Miró su rostro. La hora y luego su rostro. Parpadeó sin querer hacerlo. Sin que la imagen de ella se apagara un segundo atado a ese reloj. La miró con ansias. Con ese anhelo creciente en su cuerpo, esa desesperación latente en cada palma de su piel que la quería. Que la deseaba. Que la necesitaba. Que buscaba en su boca un beso. Ella miró su rostro. La hora, una sonrisa y su rostro.
Cogió un cigarro, de esos nuevos, los que fumaba últimamente. Los que no lastimaban su garganta con arena. Tanteó entre la semioscuridad de una vela el fuego que encendiera el humo. Y él la miró llevar su mano, la hora y su mano y el fuego y la embriaguez del primer suspiro. Luego el humo, la hora y el humo que saliera de su cuerpo. Lento, incandescente y hacia arriba. La hora y su sonrisa. Ella miro su rostro. Notaba su impotencia que en realidad no lo era tanto. Siguió la línea de su cuerpo en esa cama, recostado sobre la almohada que llevaba su olor.

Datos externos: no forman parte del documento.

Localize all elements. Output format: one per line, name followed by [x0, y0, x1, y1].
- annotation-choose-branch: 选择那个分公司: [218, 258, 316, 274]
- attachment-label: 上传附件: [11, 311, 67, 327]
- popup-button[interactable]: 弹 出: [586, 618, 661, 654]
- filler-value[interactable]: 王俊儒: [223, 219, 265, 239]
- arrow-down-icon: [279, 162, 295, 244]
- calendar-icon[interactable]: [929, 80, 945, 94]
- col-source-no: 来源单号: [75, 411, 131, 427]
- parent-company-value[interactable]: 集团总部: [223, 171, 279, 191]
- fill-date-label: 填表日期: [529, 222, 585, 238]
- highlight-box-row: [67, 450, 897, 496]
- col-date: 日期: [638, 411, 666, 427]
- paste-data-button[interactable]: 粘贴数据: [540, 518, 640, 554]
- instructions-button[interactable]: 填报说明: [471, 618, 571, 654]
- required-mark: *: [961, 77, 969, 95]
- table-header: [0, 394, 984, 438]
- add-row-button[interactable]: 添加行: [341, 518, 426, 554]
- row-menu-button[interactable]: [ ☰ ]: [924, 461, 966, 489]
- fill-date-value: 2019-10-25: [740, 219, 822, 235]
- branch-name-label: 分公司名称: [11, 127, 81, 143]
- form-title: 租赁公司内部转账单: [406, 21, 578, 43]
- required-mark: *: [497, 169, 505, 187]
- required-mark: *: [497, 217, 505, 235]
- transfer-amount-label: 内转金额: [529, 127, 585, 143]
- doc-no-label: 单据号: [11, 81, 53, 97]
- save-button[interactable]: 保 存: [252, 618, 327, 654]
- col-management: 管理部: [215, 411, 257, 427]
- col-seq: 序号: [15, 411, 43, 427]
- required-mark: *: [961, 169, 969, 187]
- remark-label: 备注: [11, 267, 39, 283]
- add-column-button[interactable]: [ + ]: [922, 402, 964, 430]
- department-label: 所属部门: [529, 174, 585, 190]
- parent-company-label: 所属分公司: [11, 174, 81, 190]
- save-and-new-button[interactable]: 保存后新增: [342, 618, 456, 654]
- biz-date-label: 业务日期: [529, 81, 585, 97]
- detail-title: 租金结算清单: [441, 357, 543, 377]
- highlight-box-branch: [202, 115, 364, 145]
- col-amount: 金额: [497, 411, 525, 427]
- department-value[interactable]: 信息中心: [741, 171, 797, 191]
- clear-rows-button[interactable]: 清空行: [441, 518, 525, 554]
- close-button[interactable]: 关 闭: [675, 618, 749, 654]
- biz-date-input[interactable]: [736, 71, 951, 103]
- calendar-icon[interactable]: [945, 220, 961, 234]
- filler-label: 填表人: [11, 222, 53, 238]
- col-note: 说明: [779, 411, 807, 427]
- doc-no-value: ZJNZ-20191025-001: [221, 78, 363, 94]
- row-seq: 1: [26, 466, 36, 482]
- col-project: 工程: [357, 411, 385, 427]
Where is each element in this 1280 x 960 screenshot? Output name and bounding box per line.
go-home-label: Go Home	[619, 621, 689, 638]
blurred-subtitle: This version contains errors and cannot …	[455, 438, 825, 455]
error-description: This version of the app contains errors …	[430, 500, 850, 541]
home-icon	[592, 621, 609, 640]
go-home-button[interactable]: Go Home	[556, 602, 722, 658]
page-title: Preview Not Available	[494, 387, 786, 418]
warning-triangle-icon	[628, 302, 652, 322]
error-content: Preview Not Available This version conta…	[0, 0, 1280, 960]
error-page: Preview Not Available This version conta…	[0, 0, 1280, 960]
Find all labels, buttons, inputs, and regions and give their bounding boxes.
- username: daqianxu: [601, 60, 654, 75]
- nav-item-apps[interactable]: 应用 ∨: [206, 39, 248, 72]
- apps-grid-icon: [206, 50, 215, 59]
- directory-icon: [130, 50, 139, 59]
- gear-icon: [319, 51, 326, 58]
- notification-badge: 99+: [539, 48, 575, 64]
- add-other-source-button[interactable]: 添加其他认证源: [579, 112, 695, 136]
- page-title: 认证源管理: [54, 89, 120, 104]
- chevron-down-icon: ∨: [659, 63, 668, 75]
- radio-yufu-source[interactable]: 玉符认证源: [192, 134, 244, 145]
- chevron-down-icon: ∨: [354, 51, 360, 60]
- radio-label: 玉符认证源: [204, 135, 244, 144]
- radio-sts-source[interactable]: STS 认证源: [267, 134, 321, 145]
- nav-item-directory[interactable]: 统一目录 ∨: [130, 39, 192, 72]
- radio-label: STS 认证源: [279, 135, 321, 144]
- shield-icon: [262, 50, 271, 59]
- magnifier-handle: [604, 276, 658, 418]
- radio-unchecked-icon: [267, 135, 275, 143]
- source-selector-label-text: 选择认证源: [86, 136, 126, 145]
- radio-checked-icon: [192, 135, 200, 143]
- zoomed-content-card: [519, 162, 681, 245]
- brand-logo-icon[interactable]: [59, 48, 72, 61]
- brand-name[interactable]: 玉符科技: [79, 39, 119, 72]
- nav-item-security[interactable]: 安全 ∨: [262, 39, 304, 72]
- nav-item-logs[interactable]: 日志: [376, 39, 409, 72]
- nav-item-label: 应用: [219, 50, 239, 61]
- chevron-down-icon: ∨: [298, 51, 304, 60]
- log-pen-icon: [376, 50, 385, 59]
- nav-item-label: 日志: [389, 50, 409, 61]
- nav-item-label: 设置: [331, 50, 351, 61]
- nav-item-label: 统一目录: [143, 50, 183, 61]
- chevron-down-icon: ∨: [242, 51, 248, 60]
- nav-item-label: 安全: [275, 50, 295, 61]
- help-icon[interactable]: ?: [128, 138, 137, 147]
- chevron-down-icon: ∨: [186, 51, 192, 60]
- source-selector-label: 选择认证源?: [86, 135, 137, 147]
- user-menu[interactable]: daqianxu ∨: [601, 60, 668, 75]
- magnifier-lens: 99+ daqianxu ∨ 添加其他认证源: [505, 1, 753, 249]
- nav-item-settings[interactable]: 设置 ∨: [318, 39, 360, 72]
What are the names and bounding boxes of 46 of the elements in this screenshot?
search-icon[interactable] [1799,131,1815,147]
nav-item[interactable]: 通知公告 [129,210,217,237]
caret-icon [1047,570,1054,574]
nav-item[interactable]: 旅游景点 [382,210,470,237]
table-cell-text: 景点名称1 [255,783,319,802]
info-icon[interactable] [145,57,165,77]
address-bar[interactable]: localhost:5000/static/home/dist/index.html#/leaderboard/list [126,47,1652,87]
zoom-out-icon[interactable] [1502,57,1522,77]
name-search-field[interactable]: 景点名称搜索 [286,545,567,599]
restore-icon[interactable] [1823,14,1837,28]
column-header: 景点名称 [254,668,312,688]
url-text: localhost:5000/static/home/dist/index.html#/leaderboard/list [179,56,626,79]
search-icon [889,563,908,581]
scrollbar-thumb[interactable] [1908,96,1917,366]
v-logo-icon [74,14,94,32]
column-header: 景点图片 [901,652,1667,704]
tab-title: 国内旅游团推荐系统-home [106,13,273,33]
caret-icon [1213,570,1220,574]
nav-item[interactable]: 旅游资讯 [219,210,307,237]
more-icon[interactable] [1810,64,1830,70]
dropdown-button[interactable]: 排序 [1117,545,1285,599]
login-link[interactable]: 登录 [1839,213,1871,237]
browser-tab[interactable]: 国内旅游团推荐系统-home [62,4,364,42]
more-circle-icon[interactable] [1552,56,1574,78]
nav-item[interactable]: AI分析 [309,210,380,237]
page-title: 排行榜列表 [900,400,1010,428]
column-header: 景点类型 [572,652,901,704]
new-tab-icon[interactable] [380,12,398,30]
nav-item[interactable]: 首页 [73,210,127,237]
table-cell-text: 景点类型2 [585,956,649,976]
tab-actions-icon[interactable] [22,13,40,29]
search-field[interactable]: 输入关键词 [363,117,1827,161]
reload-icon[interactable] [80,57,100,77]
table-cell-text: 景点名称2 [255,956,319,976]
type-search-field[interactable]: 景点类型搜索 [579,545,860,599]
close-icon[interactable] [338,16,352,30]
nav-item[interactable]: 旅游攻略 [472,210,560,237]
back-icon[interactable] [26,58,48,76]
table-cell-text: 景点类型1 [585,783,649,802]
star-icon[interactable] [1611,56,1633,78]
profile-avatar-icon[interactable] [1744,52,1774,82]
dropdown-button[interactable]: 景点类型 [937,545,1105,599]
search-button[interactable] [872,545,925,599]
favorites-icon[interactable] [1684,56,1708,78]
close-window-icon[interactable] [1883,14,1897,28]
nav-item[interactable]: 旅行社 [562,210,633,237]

Entonces cruzo sus piernas. Las cruzó sentada en la silla que los alejaba. Que los separaba sin separarlos. Y el miró ese cruce. Entre eufórico y no, el cruce y el proceso. Sus piernas casi desnudas entre sombras y esas formas. Miro las formas curvas y la hora. Ella miro sus ojos. El verde de sus ojos que él dice es azul. Miró sus ojos que la miraban. No a ella. A sus piernas. Entonces sonrió. Y exhaló el alma libre de su tabaco. Antes o después de hablarle. Porque ella le habló. Le habló sabiendo que el sufría. Le habló de amor y esas cosas. De amor le habló. A él, que no quería hablar. Pero la escuchó, miró la hora y la escuchó. Lo hizo porque estaba encadenado. No atado. Más bien enlazado al sonido de su voz. Al retumbar que le provocaba oír cuando en realidad no.
Y ella lo empezó a entender. Lo hizo cuando de sus labios salió su nombre. Su nombre que le gustó. Le gustó porque lo sintió vibrar en todo su cuerpo. Vibrar y temblar. Y él supo que ya todo se había acabado. Acabado y terminado. Lo supo porque ella apagó su cigarro. Más de la mitad de su cigarro. Lo supo cuando la vio ponerse de pie. Incorporarse, de pie, y mirar la hora. La hora y la vela. La vela a medio consumir. Y sopló. De su boca no salió su nombre, salió viento. Viento que apagó la vela. Y en esa interesante oscuridad, ella entendió. Ella lo supo. Supo que él lo sabía. Que él sabía que ella había puesto fin al sufrimiento. A su agonía. Al martirio del deseo de su cuerpo. Y el de ella. Miró la sombra de su cuerpo y el de ella.
Y sonrió. El sonrío. Porque además del cuerpo miró la hora. Sonrió porque todavía quedaba tiempo. Quedaba mucho tiempo todavía. Y sonrió más aún cuando ella le habló al oído. Al oído le hablo. Y el sonrió. La desnudó y sonrió. Ella lo besó. Lo besó y sonrió. Y volvió a hablarle al oído. De nuevo le habló. Y él la escuchó. Que le hiciera el amor la escuchó. Y el sonrió. Sonrió porque lo hizo. El amor le hizo.